More and more console gamers have made the switch to a dedicated gaming monitor to pair with their Xbox One or PS4 to take advantage of what once were exclusive PC gaming features. TVs have the upper hand in terms of size and, depending on the technology, image quality. However, gamers have prioritized the fast, smooth, and responsive gaming experience that only monitors provide. Let us discuss three of the most significant differences between TVs and monitors for console gaming.
The truth is that TVs and monitors are designed for different purposes so they have a lot of differences in tech specs.
One of the main advantages of playing console games on a monitor instead of a TV is the improved input lag, which is the time it takes for the signal received by the display to be processed and shown on the screen.
Televisions tend to rely heavily on filters that improve image quality when watching TV, like noise reduction and upscaling, but this takes extra time and translates into input lag. However, none of these features are desirable when playing console games, as image quality is largely controlled by the console and game engine. Any added processing on the TV side simply adds latency. Lag or latency slows down your gaming experience with a noticeable delay between button presses and actions seen on the screen
Monitors, on the other hand, do not suffer from severe input lag. They take the digital signal from the console and directly send it to the screen without much processing, providing quick visual response to button presses on your controller. While some TVs have a Game Mode which can reduce lag from 60 milliseconds to around 20, it is still very far from a monitor’s benchmark of 10 milliseconds.
The rule is: the lower the input lag, the better, which is especially true for fast-paced games like shooters.

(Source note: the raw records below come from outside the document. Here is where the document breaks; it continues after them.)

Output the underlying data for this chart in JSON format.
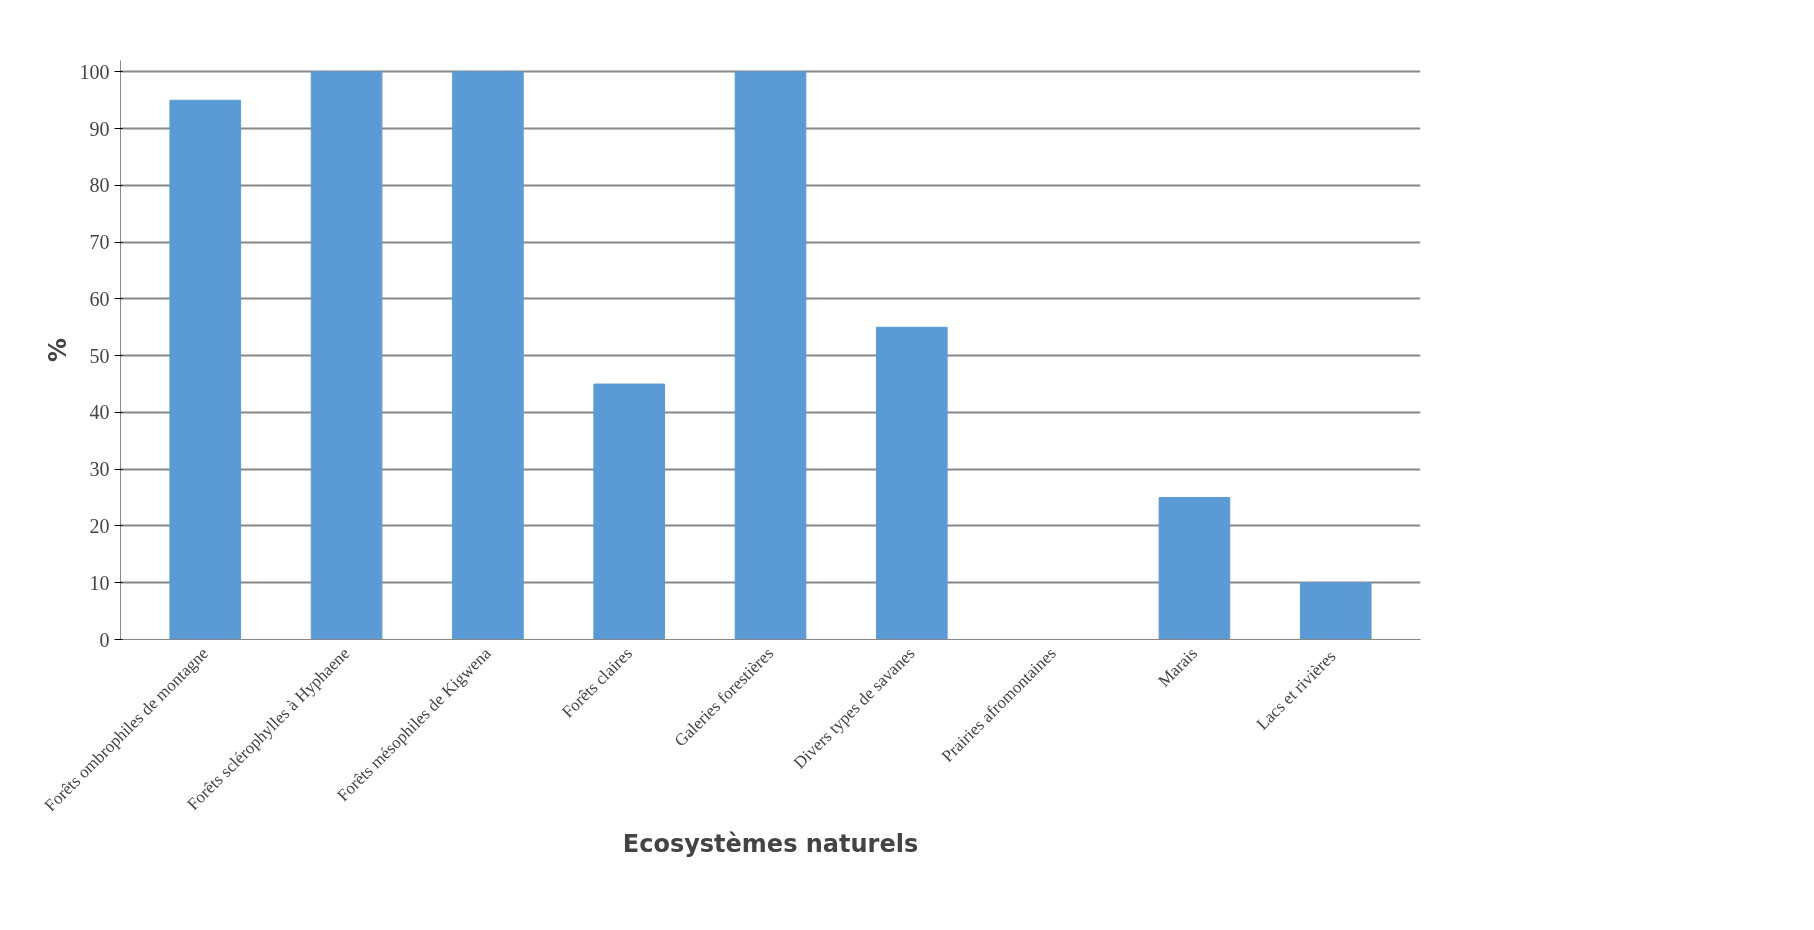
{
  "chart_data": {
    "type": "bar",
    "xlabel": "Ecosystèmes naturels",
    "ylabel": "%",
    "categories": [
      "Forêts ombrophiles de montagne",
      "Forêts sclérophylles à Hyphaene",
      "Forêts mésophiles de Kigwena",
      "Forêts claires",
      "Galeries forestières",
      "Divers types de savanes",
      "Prairies afromontaines",
      "Marais",
      "Lacs  et rivières"
    ],
    "values": [
      95,
      100,
      100,
      45,
      100,
      55,
      0,
      25,
      10
    ],
    "color": "#5b9bd5",
    "ylim": [
      0,
      100
    ],
    "yticks": [
      0,
      10,
      20,
      30,
      40,
      50,
      60,
      70,
      80,
      90,
      100
    ],
    "grid": "y"
  }
}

Another spec that is worth paying attention to is response time. Also measured in milliseconds, it refers to how fast pixels on the display switch from one color to another. Faster response times result in better viewing experiences during fast-paced scenes, while slower response times can result in ghosting or blurring of the image.
Response time relates closely to the type of panel technology used in displays: twisted nematic (TN), vertical alignment (VA), and in-plane switching (IPS).

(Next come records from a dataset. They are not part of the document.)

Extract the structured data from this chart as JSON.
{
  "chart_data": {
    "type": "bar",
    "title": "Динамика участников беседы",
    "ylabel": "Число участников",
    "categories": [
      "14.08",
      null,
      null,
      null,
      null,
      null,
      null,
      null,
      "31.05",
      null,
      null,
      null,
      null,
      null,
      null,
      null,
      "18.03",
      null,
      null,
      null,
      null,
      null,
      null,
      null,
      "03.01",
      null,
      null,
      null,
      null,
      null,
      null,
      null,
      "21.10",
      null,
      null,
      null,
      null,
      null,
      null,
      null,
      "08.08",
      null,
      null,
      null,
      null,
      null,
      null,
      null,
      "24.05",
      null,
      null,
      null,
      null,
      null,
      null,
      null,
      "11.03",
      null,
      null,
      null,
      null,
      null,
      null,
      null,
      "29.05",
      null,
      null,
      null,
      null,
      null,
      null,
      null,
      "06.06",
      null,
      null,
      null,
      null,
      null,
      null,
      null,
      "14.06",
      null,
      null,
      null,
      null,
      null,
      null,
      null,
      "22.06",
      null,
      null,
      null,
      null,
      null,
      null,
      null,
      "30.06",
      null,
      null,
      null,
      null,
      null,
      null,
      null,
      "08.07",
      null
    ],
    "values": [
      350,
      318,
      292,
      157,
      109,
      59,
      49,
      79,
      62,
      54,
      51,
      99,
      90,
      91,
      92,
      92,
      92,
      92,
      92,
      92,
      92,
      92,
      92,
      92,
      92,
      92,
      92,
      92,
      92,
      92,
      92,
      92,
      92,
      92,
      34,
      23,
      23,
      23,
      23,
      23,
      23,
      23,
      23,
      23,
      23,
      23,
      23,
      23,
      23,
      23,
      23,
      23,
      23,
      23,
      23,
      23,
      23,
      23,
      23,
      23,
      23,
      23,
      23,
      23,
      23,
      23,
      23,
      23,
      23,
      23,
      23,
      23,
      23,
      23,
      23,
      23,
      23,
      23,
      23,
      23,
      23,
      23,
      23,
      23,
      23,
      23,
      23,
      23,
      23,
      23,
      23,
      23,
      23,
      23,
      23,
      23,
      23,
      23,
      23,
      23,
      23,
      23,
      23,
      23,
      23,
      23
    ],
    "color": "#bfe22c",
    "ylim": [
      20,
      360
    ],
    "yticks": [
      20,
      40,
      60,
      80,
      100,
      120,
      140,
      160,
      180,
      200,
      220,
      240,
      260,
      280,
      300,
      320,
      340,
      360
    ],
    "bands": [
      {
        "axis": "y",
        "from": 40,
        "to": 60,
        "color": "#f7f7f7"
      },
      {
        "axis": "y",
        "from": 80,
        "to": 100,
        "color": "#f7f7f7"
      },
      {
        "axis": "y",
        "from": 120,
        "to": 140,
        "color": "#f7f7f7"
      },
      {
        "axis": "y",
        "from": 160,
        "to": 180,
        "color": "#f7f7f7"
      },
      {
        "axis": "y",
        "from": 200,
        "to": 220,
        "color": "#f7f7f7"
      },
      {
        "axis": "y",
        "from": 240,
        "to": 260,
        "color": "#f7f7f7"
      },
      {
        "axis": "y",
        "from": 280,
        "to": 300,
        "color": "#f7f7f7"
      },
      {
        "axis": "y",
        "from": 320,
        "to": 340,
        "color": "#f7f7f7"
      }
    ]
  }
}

Overall, modern TVs have much higher response times than monitors, which might result in ghosting and worse picture quality. Casual gamers are happy with a response time of about 10 milliseconds, while competitive and professional gamers usually target something closer to 1 millisecond.
The third aspect that is different between monitors and TVs is the refresh rate. Televisions typically change the image on the screen 60 times every second, generally referred to as a 60Hz refresh rate.
Because most consoles were initially designed for TV usage, the refresh rate used to be a less critical factor. However, Xbox One received an update in 2018 that allows it to work at up to 120Hz, taking advantage of a monitor’s capability to run at refresh rates higher than 60 frames per second (FPS).
Additionally, Xbox One supports a feature usually reserved for PC gaming called variable refresh rate. This technology, commonly found in the form of AMD FreeSync (or NVIDIA’s proprietary G-Sync), allows the video source and monitor to communicate and dynamically match the FPS of the source to the refresh rate of the display for smooth and tear-free gaming.
Most of modern televisions and monitors feature 4K resolution, meaning that they can provide sharper and more detailed images of 3840 X 2160 pixels. TVs are designed to be viewed from a far, with a lower pixel density. Thus, when viewed from a short distance, the image turns out pixelated. Gamers who use a display at a shorter distance to have a more immersive gaming experience, might want to pick out monitors with a higher pixel density. No one would like to play games watching images with low pixel density.
Last but not the least, a display which can offer you viewing comfort is also a feature you need to take into consideration as well. Low blue light and flicker-free are just the basic; a monitor with brightness intelligence which can be adapted to the ambient light will offer the gaming experience.